Another nice choice is to present Joshua as odd and creepy, but not necessarily evil (at least through the first two-thirds of the film).  This allows the possibility for the audience that he may or may not be the cause of all the family’s troubles.  Of course this is thrown away in the rushed, and more than a little ridiculous, last act of the film.

In terms of tone Joshua can never quite figure out what film it wants to be.  There is some nice rising tension throughout the film, but it is also undercut by some hilarious, sometimes intentional sometimes not, moments as well.  If it had gone for either straight cheese or a true thriller it would have been better served.  And the constant piano score, which I’m assuming was an attempt to add drama and suspense, becomes more and more preposterous as the film goes on.

One final criticism.  As the film moves between the odd and the laughable and back again, it wastes the talents of some nice supporting actors like Michael McKean in pointless and unnecessary supporting roles.  Though the film provides a good character for Farmiga, and a somewhat memorable one for Koogan, many of the smaller characters seem more like unnecessary distractions that parts of a larger story.

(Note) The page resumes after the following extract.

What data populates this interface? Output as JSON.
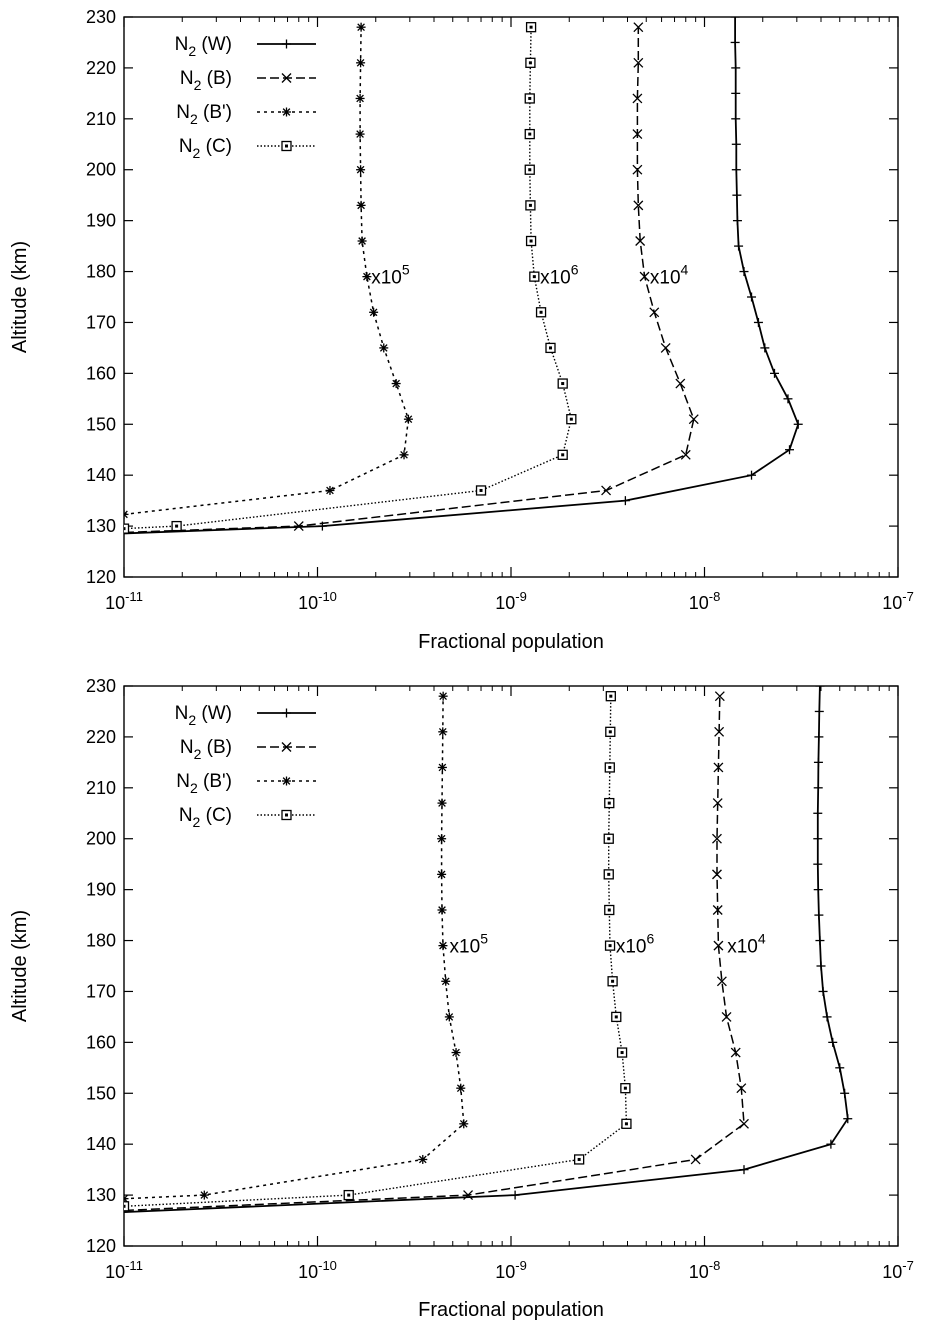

I’m not sure who the target audience is for this film.  Modern horror fans will probably find the lack of gore and body counts to be exasperating, and suspense/thriller fans will find the odd tone and humor to get in the way of the story.  Still, it’s a film that tries to do something more than your brain-dead average summer Hollywood fare, and even with its issues there are some elements and performances to enjoy (and sometimes mock).